Élu président en 1995, Chirac perd les législatives de 1997, et Jospin devient Premier ministre. Les salariés obtiennent quelques acquis dont les 35 heures, mais la période est surtout marquée, avec la complicité des ministres communistes, par de nouvelles privatisations : France Télécom, les assurances, les sociétés d’autoroute, La Poste, les ports, la SNCF...

Régression sociale
et État autoritaire

Après 10 années de collaboration avec la droite plutôt que d’opposition à celle-ci, le PS reprend le pouvoir en 2012. Hollande multiplie les attaques contre notre classe, culminant avec la loi travail, et accentue la dérive autoritaire de l’État, avec quatre lois sécuritaires et un état d’urgence bien utile pour enfermer les populations « dangereuses » et mater les résistances.

Le PS au pouvoir se comporte toujours comme le gérant loyal du système capitaliste, « menant des politiques conservatrices que même les conservateurs eux-mêmes s’étaient refusé » (Serge Halimi).

Une intégration réussie dans les institutions européennes et françaises

Mitterrand se disait « partagé entre la construction européenne et la justice sociale ». Une hésitation brève, car dès 1983 le franc retourne dans le giron du SME. Par la suite, tous les traités européens sont ratifiés. À l’Assemblée, ses députés transposent avec zèle les directives européennes de libéralisation des services publics, privatisant plus que la droite ! En 2005, le PS fait campagne pour le Oui au Traité constitutionnel européen, se coupant un peu plus de la majorité des électeurs.

Aucun gouvernement socialiste n’a eu l’intention de changer la Constitution de 1958. Rien dans les programmes de Mitterrand et de Hollande ne vise à remettre en cause la nature du régime de la 5e République, le bonapartisme présidentiel, un « coup d’État permanent » dénoncé par Mitterrand... avant de devenir président ! Les monarques socialistes non seulement n’ont pas supprimé les articles les plus réactionnaires de la Constitution, comme le 49.3, mais ils s’en sont servi et ont même renforcé le pouvoir de l’exécutif.

L’abandon des classes populaires et la montée du FN

Mitterrand s’est maintenu au pouvoir pendant deux septennats en reniant le programme qui l’y avait conduit. Le creusement des inégalités, l’augmentation du nombre de chômeurs, le développement de la précarité et la gestion néocoloniale des quartiers populaires, vont gonfler les mécontentements. Le PS, parti institutionnel au service du système, se coupe de plus en plus des aspirations à l’égalité, à la justice sociale, à la démocratie réelle. Parti de gauche faisant une politique de droite, loin des réalités du plus grand nombre, il représente au même titre que la droite la caste honnie.

Tout cela va  nourrir le vote FN : de 1,4 % en 1981, il est déjà à 14,8 % en 1988. il accède au second tour de la présidentielle en 2002 à près de 18 %, et arrive aujourd’hui à près de 34 %...

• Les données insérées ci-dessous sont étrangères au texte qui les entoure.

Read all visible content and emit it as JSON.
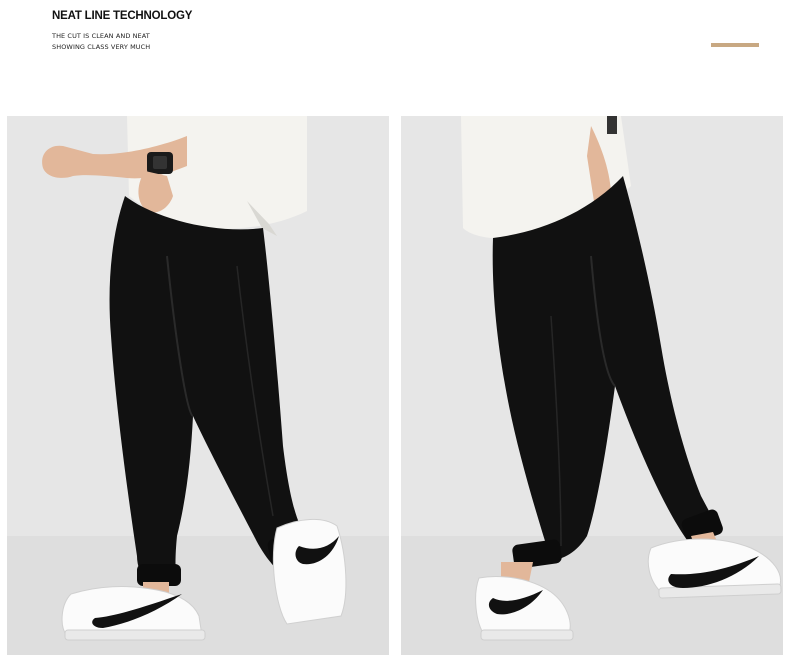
{
  "header": {
    "title": "NEAT LINE TECHNOLOGY",
    "subtitle_line1": "THE CUT IS CLEAN AND NEAT",
    "subtitle_line2": "SHOWING CLASS VERY MUCH"
  },
  "colors": {
    "accent": "#c8a882",
    "photo_background": "#e6e6e6",
    "pants": "#111111",
    "shirt": "#f4f3ef"
  },
  "photos": [
    {
      "subject": "model-wearing-black-jogger-pants-side-view",
      "shoe_brand_mark": "swoosh-icon"
    },
    {
      "subject": "model-wearing-black-jogger-pants-walking-view",
      "shoe_brand_mark": "swoosh-icon"
    }
  ]
}
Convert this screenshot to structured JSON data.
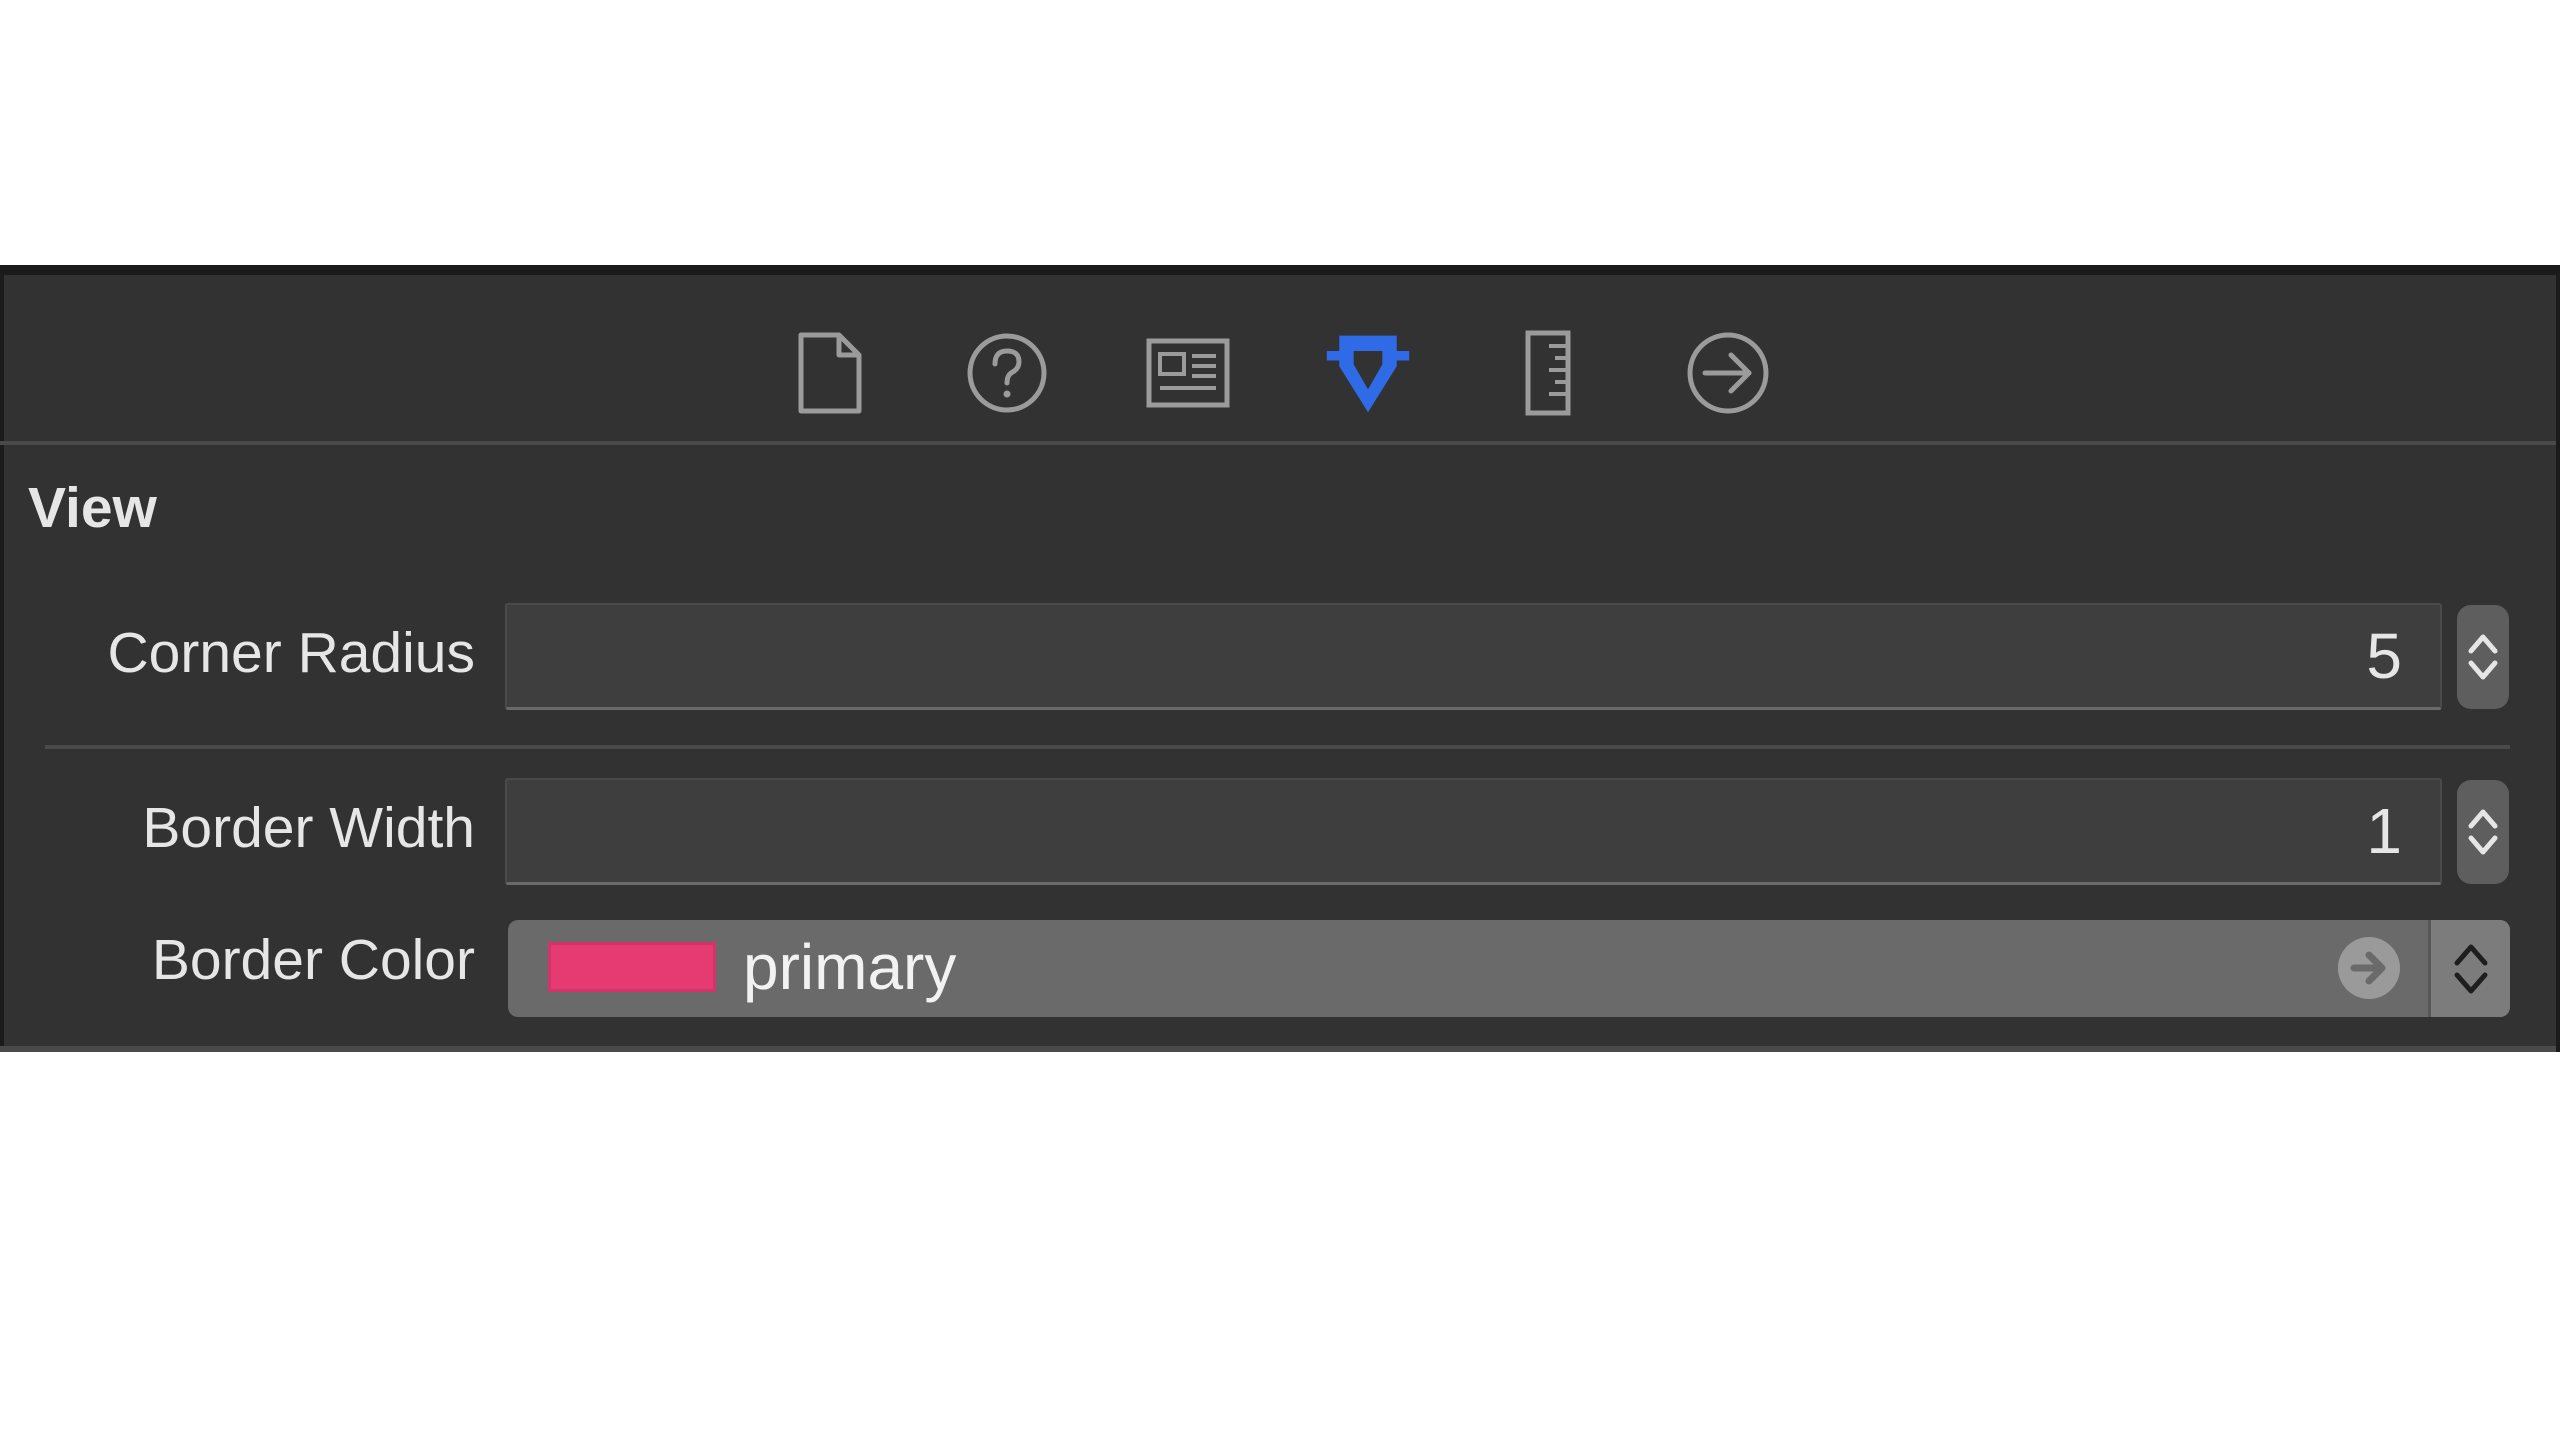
{
  "toolbar": {
    "tabs": [
      {
        "icon": "file-icon",
        "label": "File Inspector"
      },
      {
        "icon": "quick-help-icon",
        "label": "Quick Help Inspector"
      },
      {
        "icon": "identity-icon",
        "label": "Identity Inspector"
      },
      {
        "icon": "attributes-icon",
        "label": "Attributes Inspector",
        "selected": true
      },
      {
        "icon": "size-icon",
        "label": "Size Inspector"
      },
      {
        "icon": "connections-icon",
        "label": "Connections Inspector"
      }
    ],
    "accent_color": "#2f6be6",
    "icon_color": "#9b9b9b"
  },
  "section": {
    "title": "View"
  },
  "properties": {
    "corner_radius": {
      "label": "Corner Radius",
      "value": "5"
    },
    "border_width": {
      "label": "Border Width",
      "value": "1"
    },
    "border_color": {
      "label": "Border Color",
      "value": "primary",
      "swatch": "#e63a73"
    }
  }
}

L’ordolibéralisme et l’éclatement du PS

Durcissement des lois anti­sociales jusqu’à la loi travail, refus d’entendre les centaines de milliers de manifestantEs contre cette loi ou les aspirations des Nuit debout, ce dernier quinquennat a brisé radicalement le lien entre le peuple de gauche et le Parti socialiste.

Hollande et Valls ont mis encore davantage l’État au service des marchés. En supprimant des acquis et les moyens de défense des salariés. En développant leur division par un racisme d’État, le projet scandaleux sur la déchéance de nationalité en a été le summum. En sur-militarisant la police contre les jeunes issus de l’immigration, les pauvres, les étrangerEs et ceux et celles qui résistent. En tentant de casser nos solidarités... C’est toute la société qu’ils détruisent, pour le plus grand profit du système.

Les conséquences en sont l’éclatement, l’agonie peut-être finale du PS, et l’arrivée au pouvoir d’un Macron, héritier de cette gauche de droite au service du capital.